The man moved towards Jay, each step seeming heavy but not actually leaving a deep print. For a second Jay thought the man was going to stop uncomfortably close, but instead he stopped in front of the saddlebags on the horse. Still closer than he preferred the other man be, but at least he wasn’t trying to intimidate him.
The armored man – who really needed to introduce himself so Jay had a different way to think about him – pulled out a medallion of some kind. Jay couldn’t see what the design was, but he could see a lot of points that couldn’t be as sharp as they looked if the emblem was designed to be worn regularly. Still no intimidation, which was a good sign. Just another armor decoration to go along with the paint. The other man attached it just over his heart and then reached back into the saddlebag.
He pulled out a sword – a sword that should not have been able to fit in the bag it came out of – and in a single smooth motion grounded it with the point between Jay’s feet. The hilt remained pointing back toward himself, easily grabbable if the other man needed it. Jay wished he was surprised. He’d expected intimidation, after all. It had only been a matter of time.
“Let’s try this again,” the man said, and Jay saw his eyes twitch toward the skeleton of the macabre parasite wrapped around his arm. “Explain why you are here.”
He knew. If he hadn’t known before, he knew now. And there was really only one thing he could do about that.
Jay bolted.
*
Tybalt watched as the odd man fled into the Blight’s depths. He must have come out here specifically to commit suicide. Something about that idea felt wrong to him, though. The man had been twitchy and certainly distractible, but anyone coming to die painfully at the hands of the scattered remnants of a necromancer’s power shouldn’t have hesitated at the edge. At least not for long enough that he would have arrived.

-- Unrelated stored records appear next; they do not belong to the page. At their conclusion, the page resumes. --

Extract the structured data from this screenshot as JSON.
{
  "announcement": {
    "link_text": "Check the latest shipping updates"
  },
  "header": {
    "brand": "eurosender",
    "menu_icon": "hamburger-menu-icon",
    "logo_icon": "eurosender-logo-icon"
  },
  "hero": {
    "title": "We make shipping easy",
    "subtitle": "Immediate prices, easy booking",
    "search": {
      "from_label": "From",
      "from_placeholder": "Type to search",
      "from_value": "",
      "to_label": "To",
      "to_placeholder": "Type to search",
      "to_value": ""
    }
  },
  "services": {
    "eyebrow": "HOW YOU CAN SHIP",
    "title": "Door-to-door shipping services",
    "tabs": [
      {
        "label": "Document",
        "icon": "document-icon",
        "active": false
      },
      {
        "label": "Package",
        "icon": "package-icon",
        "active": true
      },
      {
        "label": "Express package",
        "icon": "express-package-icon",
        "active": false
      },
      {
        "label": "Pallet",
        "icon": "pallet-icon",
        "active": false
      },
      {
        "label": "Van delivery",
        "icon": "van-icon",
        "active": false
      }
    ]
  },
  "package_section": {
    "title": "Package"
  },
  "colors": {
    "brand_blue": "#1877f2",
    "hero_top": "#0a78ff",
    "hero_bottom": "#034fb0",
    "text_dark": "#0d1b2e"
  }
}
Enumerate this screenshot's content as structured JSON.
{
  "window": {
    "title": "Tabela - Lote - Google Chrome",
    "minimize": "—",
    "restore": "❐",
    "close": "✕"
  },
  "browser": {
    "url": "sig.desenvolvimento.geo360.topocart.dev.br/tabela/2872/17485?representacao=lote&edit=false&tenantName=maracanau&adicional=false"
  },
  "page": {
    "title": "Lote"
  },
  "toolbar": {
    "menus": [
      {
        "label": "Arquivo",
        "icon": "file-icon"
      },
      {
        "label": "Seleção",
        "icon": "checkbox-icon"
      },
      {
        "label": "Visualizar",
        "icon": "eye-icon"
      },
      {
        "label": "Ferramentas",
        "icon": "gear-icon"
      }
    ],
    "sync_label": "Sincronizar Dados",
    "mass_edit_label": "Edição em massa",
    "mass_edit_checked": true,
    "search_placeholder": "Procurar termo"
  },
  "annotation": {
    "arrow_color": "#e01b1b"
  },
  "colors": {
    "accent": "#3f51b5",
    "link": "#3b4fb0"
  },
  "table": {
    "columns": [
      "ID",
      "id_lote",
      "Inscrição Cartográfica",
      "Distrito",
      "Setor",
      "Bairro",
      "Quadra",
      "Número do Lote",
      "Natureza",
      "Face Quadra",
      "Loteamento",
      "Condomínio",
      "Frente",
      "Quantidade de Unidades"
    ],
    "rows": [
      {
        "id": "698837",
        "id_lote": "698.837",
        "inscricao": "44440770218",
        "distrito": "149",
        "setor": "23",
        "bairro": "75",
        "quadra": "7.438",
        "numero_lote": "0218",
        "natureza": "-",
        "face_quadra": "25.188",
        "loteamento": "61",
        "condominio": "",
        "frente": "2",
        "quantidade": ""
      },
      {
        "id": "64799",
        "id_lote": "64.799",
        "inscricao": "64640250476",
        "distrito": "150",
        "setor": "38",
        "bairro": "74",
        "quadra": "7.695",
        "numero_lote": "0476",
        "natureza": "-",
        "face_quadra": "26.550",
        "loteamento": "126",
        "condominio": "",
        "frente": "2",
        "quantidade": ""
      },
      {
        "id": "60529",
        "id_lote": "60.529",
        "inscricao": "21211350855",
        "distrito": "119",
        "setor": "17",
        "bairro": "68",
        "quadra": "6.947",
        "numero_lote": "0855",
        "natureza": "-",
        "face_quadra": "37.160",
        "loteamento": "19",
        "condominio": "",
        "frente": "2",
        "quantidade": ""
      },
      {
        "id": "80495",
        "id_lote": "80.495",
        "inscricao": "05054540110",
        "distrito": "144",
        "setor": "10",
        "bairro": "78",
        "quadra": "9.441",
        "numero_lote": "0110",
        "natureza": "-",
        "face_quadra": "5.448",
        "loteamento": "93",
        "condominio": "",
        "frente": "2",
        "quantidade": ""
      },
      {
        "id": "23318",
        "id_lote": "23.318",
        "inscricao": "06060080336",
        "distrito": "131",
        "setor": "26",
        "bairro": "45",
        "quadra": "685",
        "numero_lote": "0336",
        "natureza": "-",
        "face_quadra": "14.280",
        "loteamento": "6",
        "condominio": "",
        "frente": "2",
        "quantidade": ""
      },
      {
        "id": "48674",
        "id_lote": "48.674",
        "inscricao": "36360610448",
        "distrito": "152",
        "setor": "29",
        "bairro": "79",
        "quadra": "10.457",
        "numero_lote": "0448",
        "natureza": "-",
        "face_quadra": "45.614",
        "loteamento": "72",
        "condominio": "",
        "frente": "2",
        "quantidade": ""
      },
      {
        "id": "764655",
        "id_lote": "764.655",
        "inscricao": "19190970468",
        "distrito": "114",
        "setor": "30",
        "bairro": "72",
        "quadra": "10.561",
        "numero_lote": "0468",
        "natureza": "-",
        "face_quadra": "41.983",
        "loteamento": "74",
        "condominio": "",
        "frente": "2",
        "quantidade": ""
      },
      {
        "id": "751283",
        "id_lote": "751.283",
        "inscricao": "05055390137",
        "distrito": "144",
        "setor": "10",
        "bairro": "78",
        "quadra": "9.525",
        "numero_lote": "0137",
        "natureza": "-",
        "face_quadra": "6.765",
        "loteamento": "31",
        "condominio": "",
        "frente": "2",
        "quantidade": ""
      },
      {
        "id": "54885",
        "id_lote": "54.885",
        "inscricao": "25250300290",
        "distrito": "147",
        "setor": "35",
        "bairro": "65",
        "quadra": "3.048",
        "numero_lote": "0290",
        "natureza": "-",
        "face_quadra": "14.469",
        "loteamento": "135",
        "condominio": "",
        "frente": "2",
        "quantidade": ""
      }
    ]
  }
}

Unless. Unless the man had seen the same thing the scout had. Or somehow had been the thing the scout reported on. What had the phrasing been… “a sudden wall of wind” that had “rustled every tree in view,” if Tybalt was remembering right. Something about abnormal thunder had been mentioned too, but by the time that had been revealed, those around him had already been whispering enough to muddy the words.
Not that Tybalt himself had been entirely focused by that point either. It had been a rumor for decades that Exalt Galter had injured this peninsula’s necromancer severely enough to keep her stuck in her own Blight but not severely enough to actually kill her. His words on the Blightstone had been very confident that he had killed her, but the imperial archives were full of tales of Cursed who should have died and didn’t. Including at least one that had been incinerated in his entirety without truly dying.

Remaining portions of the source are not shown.